When these smaller options aren’t available, the math is simple: people who would live in them either get priced out of the housing market or get pushed into larger, more expensive homes, driving up prices for everyone else. One- and two-person households, low- and moderate-income families, young professionals, and older homeowners who want to downsize all lose out, and the small supply of smaller homes that does exist just gets more expensive due to scarcity. Meanwhile, some households, especially older Americans, remain stuck in larger homes that they may struggle to maintain.
This mismatch is stark: since 1960, the average household size in the U.S. has shrunk dramatically, while the houses we build have gotten bigger.
Last wordHousing abundance without housing variety isn’t abundance at all.

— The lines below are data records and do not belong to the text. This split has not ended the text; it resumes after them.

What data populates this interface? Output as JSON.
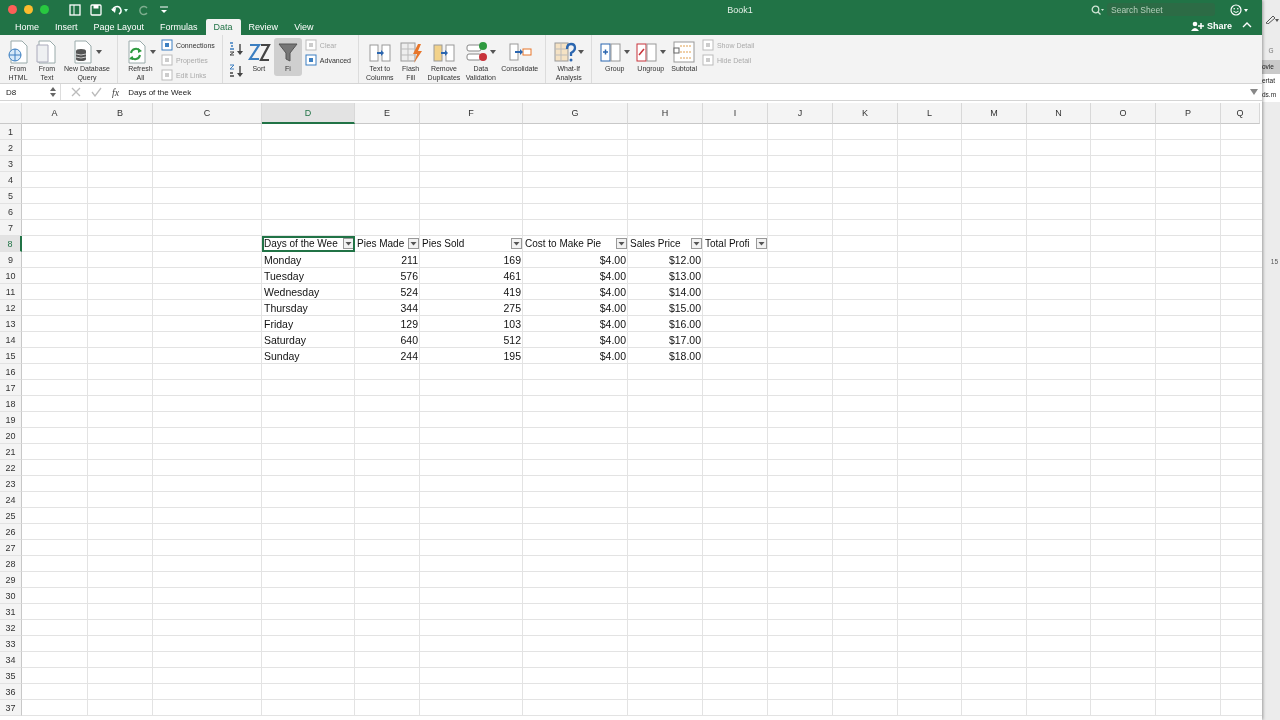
{
  "window": {
    "title": "Book1"
  },
  "search": {
    "placeholder": "Search Sheet"
  },
  "share_button": {
    "label": "Share"
  },
  "tabs": [
    {
      "label": "Home",
      "selected": false
    },
    {
      "label": "Insert",
      "selected": false
    },
    {
      "label": "Page Layout",
      "selected": false
    },
    {
      "label": "Formulas",
      "selected": false
    },
    {
      "label": "Data",
      "selected": true
    },
    {
      "label": "Review",
      "selected": false
    },
    {
      "label": "View",
      "selected": false
    }
  ],
  "ribbon": {
    "groups": [
      {
        "items": [
          {
            "kind": "large",
            "lines": [
              "From",
              "HTML"
            ],
            "menu": false,
            "pressed": false
          },
          {
            "kind": "large",
            "lines": [
              "From",
              "Text"
            ],
            "menu": false,
            "pressed": false
          },
          {
            "kind": "large",
            "lines": [
              "New Database",
              "Query"
            ],
            "menu": true,
            "pressed": false
          }
        ]
      },
      {
        "items": [
          {
            "kind": "large",
            "lines": [
              "Refresh",
              "All"
            ],
            "menu": true,
            "pressed": false
          },
          {
            "kind": "stack",
            "entries": [
              {
                "label": "Connections",
                "disabled": false
              },
              {
                "label": "Properties",
                "disabled": true
              },
              {
                "label": "Edit Links",
                "disabled": true
              }
            ]
          }
        ]
      },
      {
        "items": [
          {
            "kind": "sortpair"
          },
          {
            "kind": "large",
            "lines": [
              "Sort"
            ],
            "menu": false,
            "pressed": false
          },
          {
            "kind": "large",
            "lines": [
              "Fi"
            ],
            "menu": false,
            "pressed": true
          },
          {
            "kind": "stack",
            "entries": [
              {
                "label": "Clear",
                "disabled": true
              },
              {
                "label": "Advanced",
                "disabled": false
              }
            ]
          }
        ]
      },
      {
        "items": [
          {
            "kind": "large",
            "lines": [
              "Text to",
              "Columns"
            ],
            "menu": false,
            "pressed": false
          },
          {
            "kind": "large",
            "lines": [
              "Flash",
              "Fill"
            ],
            "menu": false,
            "pressed": false
          },
          {
            "kind": "large",
            "lines": [
              "Remove",
              "Duplicates"
            ],
            "menu": false,
            "pressed": false
          },
          {
            "kind": "large",
            "lines": [
              "Data",
              "Validation"
            ],
            "menu": true,
            "pressed": false
          },
          {
            "kind": "large",
            "lines": [
              "Consolidate"
            ],
            "menu": false,
            "pressed": false
          }
        ]
      },
      {
        "items": [
          {
            "kind": "large",
            "lines": [
              "What-If",
              "Analysis"
            ],
            "menu": true,
            "pressed": false
          }
        ]
      },
      {
        "items": [
          {
            "kind": "large",
            "lines": [
              "Group"
            ],
            "menu": true,
            "pressed": false
          },
          {
            "kind": "large",
            "lines": [
              "Ungroup"
            ],
            "menu": true,
            "pressed": false
          },
          {
            "kind": "large",
            "lines": [
              "Subtotal"
            ],
            "menu": false,
            "pressed": false
          },
          {
            "kind": "stack",
            "entries": [
              {
                "label": "Show Detail",
                "disabled": true
              },
              {
                "label": "Hide Detail",
                "disabled": true
              }
            ]
          }
        ]
      }
    ]
  },
  "formula_bar": {
    "name_box": "D8",
    "function_label": "fx",
    "formula": "Days of the Week"
  },
  "sheet": {
    "column_headers": [
      {
        "label": "A",
        "selected": false
      },
      {
        "label": "B",
        "selected": false
      },
      {
        "label": "C",
        "selected": false
      },
      {
        "label": "D",
        "selected": true
      },
      {
        "label": "E",
        "selected": false
      },
      {
        "label": "F",
        "selected": false
      },
      {
        "label": "G",
        "selected": false
      },
      {
        "label": "H",
        "selected": false
      },
      {
        "label": "I",
        "selected": false
      },
      {
        "label": "J",
        "selected": false
      },
      {
        "label": "K",
        "selected": false
      },
      {
        "label": "L",
        "selected": false
      },
      {
        "label": "M",
        "selected": false
      },
      {
        "label": "N",
        "selected": false
      },
      {
        "label": "O",
        "selected": false
      },
      {
        "label": "P",
        "selected": false
      },
      {
        "label": "Q",
        "selected": false
      }
    ],
    "row_headers": [
      {
        "label": "1",
        "selected": false
      },
      {
        "label": "2",
        "selected": false
      },
      {
        "label": "3",
        "selected": false
      },
      {
        "label": "4",
        "selected": false
      },
      {
        "label": "5",
        "selected": false
      },
      {
        "label": "6",
        "selected": false
      },
      {
        "label": "7",
        "selected": false
      },
      {
        "label": "8",
        "selected": true
      },
      {
        "label": "9",
        "selected": false
      },
      {
        "label": "10",
        "selected": false
      },
      {
        "label": "11",
        "selected": false
      },
      {
        "label": "12",
        "selected": false
      },
      {
        "label": "13",
        "selected": false
      },
      {
        "label": "14",
        "selected": false
      },
      {
        "label": "15",
        "selected": false
      },
      {
        "label": "16",
        "selected": false
      },
      {
        "label": "17",
        "selected": false
      },
      {
        "label": "18",
        "selected": false
      },
      {
        "label": "19",
        "selected": false
      },
      {
        "label": "20",
        "selected": false
      },
      {
        "label": "21",
        "selected": false
      },
      {
        "label": "22",
        "selected": false
      },
      {
        "label": "23",
        "selected": false
      },
      {
        "label": "24",
        "selected": false
      },
      {
        "label": "25",
        "selected": false
      },
      {
        "label": "26",
        "selected": false
      },
      {
        "label": "27",
        "selected": false
      },
      {
        "label": "28",
        "selected": false
      },
      {
        "label": "29",
        "selected": false
      },
      {
        "label": "30",
        "selected": false
      },
      {
        "label": "31",
        "selected": false
      },
      {
        "label": "32",
        "selected": false
      },
      {
        "label": "33",
        "selected": false
      },
      {
        "label": "34",
        "selected": false
      },
      {
        "label": "35",
        "selected": false
      },
      {
        "label": "36",
        "selected": false
      },
      {
        "label": "37",
        "selected": false
      }
    ],
    "table": {
      "columns": [
        {
          "label": "Days of the Wee",
          "active": true
        },
        {
          "label": "Pies Made",
          "active": false
        },
        {
          "label": "Pies Sold",
          "active": false
        },
        {
          "label": "Cost to Make Pie",
          "active": false
        },
        {
          "label": "Sales Price",
          "active": false
        },
        {
          "label": "Total Profi",
          "active": false
        }
      ],
      "rows": [
        [
          "Monday",
          "211",
          "169",
          "$4.00",
          "$12.00"
        ],
        [
          "Tuesday",
          "576",
          "461",
          "$4.00",
          "$13.00"
        ],
        [
          "Wednesday",
          "524",
          "419",
          "$4.00",
          "$14.00"
        ],
        [
          "Thursday",
          "344",
          "275",
          "$4.00",
          "$15.00"
        ],
        [
          "Friday",
          "129",
          "103",
          "$4.00",
          "$16.00"
        ],
        [
          "Saturday",
          "640",
          "512",
          "$4.00",
          "$17.00"
        ],
        [
          "Sunday",
          "244",
          "195",
          "$4.00",
          "$18.00"
        ]
      ]
    }
  },
  "background_window": {
    "column_header": "G",
    "cells": [
      {
        "text": "ovie",
        "selected": true
      },
      {
        "text": "ertat",
        "selected": false
      },
      {
        "text": "ds.m",
        "selected": false
      }
    ],
    "lower_cell": "15"
  }
}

It’s just supply growth on paper that leaves the core mismatch in place and keeps affordability out of reach.
If abundance does the hard work of dismantling regulations in ways that allow more housing of all types in denser, well-connected, existing communities, we can meet housing demand where that demand is highest, lower household costs, and build vibrant communities that last. Outward growth will only lock in decades of traffic and higher costs. Abundant smart growth would deliver what Americans want.